June 02, 2022

'There's no place like Shelby'

By Richard Walker
Baseball
‘There’s no place like Shelby’
Former New York Yankees manager Joe Torre presents a plaque to Brooklawn, N.J., Post 72 manager Dennis Barth before game two of the 2014 World Series. Photo by Lucas Carter/The American Legion.

Longtime Brooklawn, N.J., coach Dennis Barth has high praise for the home of the American Legion World Series.

Few people have seen more American Legion World Series games than longtime Brooklawn, N.J., baseball coach Dennis Barth.

And he says the best place for the event is where it’s been since 2011.

“Shelby’s awesome,” said Barth, who brought five straight teams to Shelby from 2011 to 2015 and won ALWS titles in 2013 and 2014. “It’s the best place for the World Series. I’ve been to a lot of World Series and there’s no place like Shelby. The fans are great, the people are into it and we are always treated great.”

Barth’s start in life is actually tied to the ALWS.

His father, Joe Barth Sr., missed his birth on Aug. 25, 1961, because he was coaching Brooklawn to a fourth-place finish in that year’s ALWS in Hastings, Neb.

Dennis Barth would eventually become a Post 72 bat boy, player, assistant coach and, since 2001, the head coach.

Post 72 won the 1979 New Jersey state title when Barth was a player before going 0-2 in the Mid-Atlantic Regional played that year in Reading, Pa.

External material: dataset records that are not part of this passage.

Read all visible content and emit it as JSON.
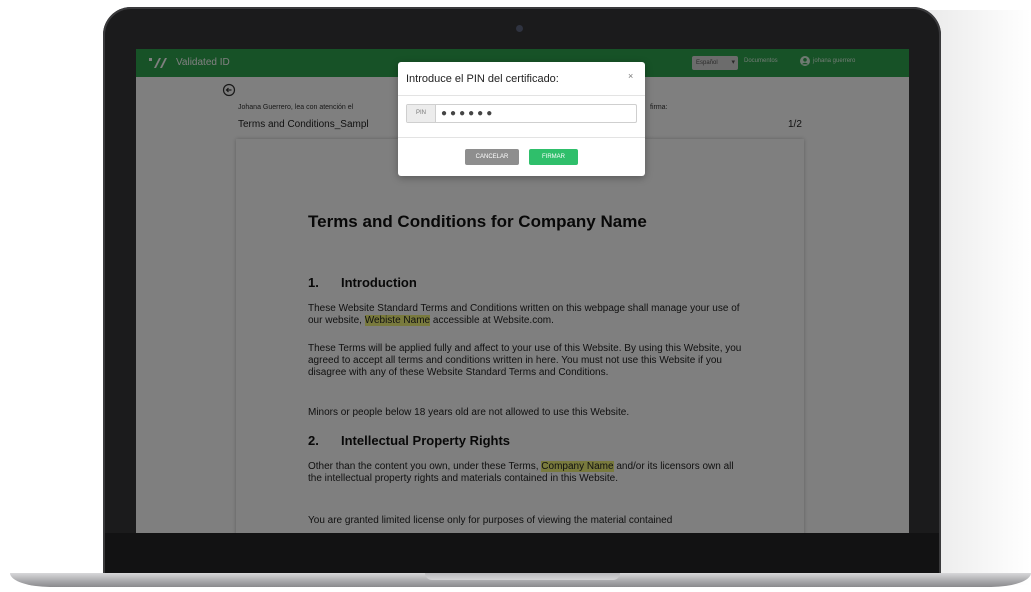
{
  "header": {
    "logo_text": "Validated ID",
    "language": "Español",
    "documents_link": "Documentos",
    "user_name": "johana guerrero"
  },
  "document_view": {
    "instructions": "Johana Guerrero, lea con atención el",
    "instructions_end": "firma:",
    "document_name": "Terms and Conditions_Sampl",
    "page_indicator": "1/2"
  },
  "document": {
    "title": "Terms and Conditions for Company Name",
    "section1": {
      "number": "1.",
      "heading": "Introduction"
    },
    "para1": {
      "before": "These Website Standard Terms and Conditions written on this webpage shall manage your use of our website, ",
      "highlight": "Webiste Name",
      "after": " accessible at ",
      "link": "Website.com"
    },
    "para2": "These Terms will be applied fully and affect to your use of this Website. By using this Website, you agreed to accept all terms and conditions written in here. You must not use this Website if you disagree with any of these Website Standard Terms and Conditions.",
    "para3": "Minors or people below 18 years old are not allowed to use this Website.",
    "section2": {
      "number": "2.",
      "heading": "Intellectual Property Rights"
    },
    "para4": {
      "before": "Other than the content you own, under these Terms, ",
      "highlight": "Company Name",
      "after": " and/or its licensors own all the intellectual property rights and materials contained in this Website."
    },
    "para5": "You are granted limited license only for purposes of viewing the material contained"
  },
  "modal": {
    "title": "Introduce el PIN del certificado:",
    "close": "×",
    "pin_label": "PIN",
    "pin_value": "●●●●●●",
    "cancel_label": "CANCELAR",
    "sign_label": "FIRMAR"
  },
  "colors": {
    "brand_green": "#2ea44f",
    "sign_button": "#2fbf6b",
    "cancel_button": "#8e8e8e"
  }
}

“I probably had the longest (American) Legion (Baseball) career of anybody in America because I was on the Legion roster from the time I was born until I was 18,” Dennis Barth said. “My father got to get my air flight and all of my travel paid for. One year we got to the regionals and the Legionnaire who was running the regional at the time called the national baseball commander at the time, George Rulon, and he goes, ‘There’s a kid on the roster that’s only 5 years old. Is that legal?’ And the guy goes, ‘That’s Joe Barth’s kid.’”

Later a University of Virginia baseball standout, Dennis Barth extended his family coaching tenure when he became Brooklawn’s head coach.

Joe Barth started the program in 1952, beginning a program that would win a New Jersey-record 30 state titles, 16 ALWS appearances and four ALWS titles. Joe Barth Jr. and Dennis Barth have succeeded their father as Brooklawn’s head coach after serving as Post 72 assistant coaches.

“I’ve been to the American Legion World Series at least 25 times,” Dennis Barth said. “Even if we didn’t make it, going to the ALWS was kind of our vacation. And I love what’s been done in Shelby. They’ve made it a really big event.”